La “caméra-vivante” di Marker mostra i parigini nella loro vita quotidiana, dà voce alle opinioni, alle speranze e alle angosce di un’intera generazione, in una Parigi ancora profondamente segnata dalla manifestazione contro l’OAS dell’8 febbraio 1962, repressa nel sangue dalla polizia comandata dal prefetto Maurice Papon. Infatti,  proprio evocando la tragedia della metro Charonne, che causò la morte di nove manifestanti, Marker fa cominciare la seconda, e più politica, delle due parti in cui è diviso Le Joli Mai.

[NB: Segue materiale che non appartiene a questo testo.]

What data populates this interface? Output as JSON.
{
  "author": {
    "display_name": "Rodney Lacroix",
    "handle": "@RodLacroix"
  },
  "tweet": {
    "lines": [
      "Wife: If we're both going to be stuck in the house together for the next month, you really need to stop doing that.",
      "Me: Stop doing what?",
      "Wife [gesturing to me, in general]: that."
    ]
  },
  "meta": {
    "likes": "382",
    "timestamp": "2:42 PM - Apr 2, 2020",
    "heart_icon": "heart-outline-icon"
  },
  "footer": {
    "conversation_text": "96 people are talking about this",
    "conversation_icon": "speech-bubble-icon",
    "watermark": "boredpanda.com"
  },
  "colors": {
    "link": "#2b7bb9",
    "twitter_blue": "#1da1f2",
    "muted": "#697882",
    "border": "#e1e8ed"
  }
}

Nella prima, Prière sous la Tour Eiffel, il regista francese intervista “la gente di ogni giorno” (un venditore ambulante, un professore di liceo, una madre di famiglia…) sul tema della felicità, riprendendo la questione principale di Cronaca di un’estate, ed offrendoci l’immagine di una popolazione egoista, eccentrica e narcisista, interessata unicamente al miglioramento personale e alla prosperità economica, totalmente distaccata dai problemi e dai bisogni collettivi della società. Nella seconda, Le Retour de Fantômas, mostra invece le speranze di persone più “politicizzate” (un ex-prete che rinuncia alla fede per diventare sindacalista filo-comunista, un giovane operaio algerino che parla della sua scoperta del razzismo, uno studente dahomeiano che mette a confronto la propria cultura africana con quella europea…) all’interno del contesto e dei limiti della classe sociale d’appartenenza. I problemi di razzismo, emarginazione, ingiustizia sociale, lotta di classe e sfruttamento coloniale, di cui trattano i protagonisti di Le Retour de Fantômas, gettano così un’ombra sinistra sulla prospettiva di una pace duratura che, almeno in superficie, sembrava possibile dopo la firma degli accordi d’Évian.

Inevitabilmente, è attraverso questa duplice immagine di Parigi come città di speranza e di disperazione, di progresso e di smarrimento, di liberazione e d’imprigionamento, che Le Joli Mai serve non solo come specchio dello spirito dei tempi, ma anche come prefigurazione presciente del disordine sociale e della rivoluzione ideologica che stava per compiersi.

Nonostante la guerra d’Algeria abbia un posto, seppur limitato, all’interno delle due pellicole, è evidente in entrambe l’idea di voler testimoniare di uno spazio-tempo ben circoscritto (la Francia parigina dell’estate 1961 e del maggio 1962) e non di un tema preciso. Il conflitto è solo lo sfondo cinematografico per una società miope ed alienata, distratta e sommersa dalla valanga di novità e di beni di consumo della nuova società moderna.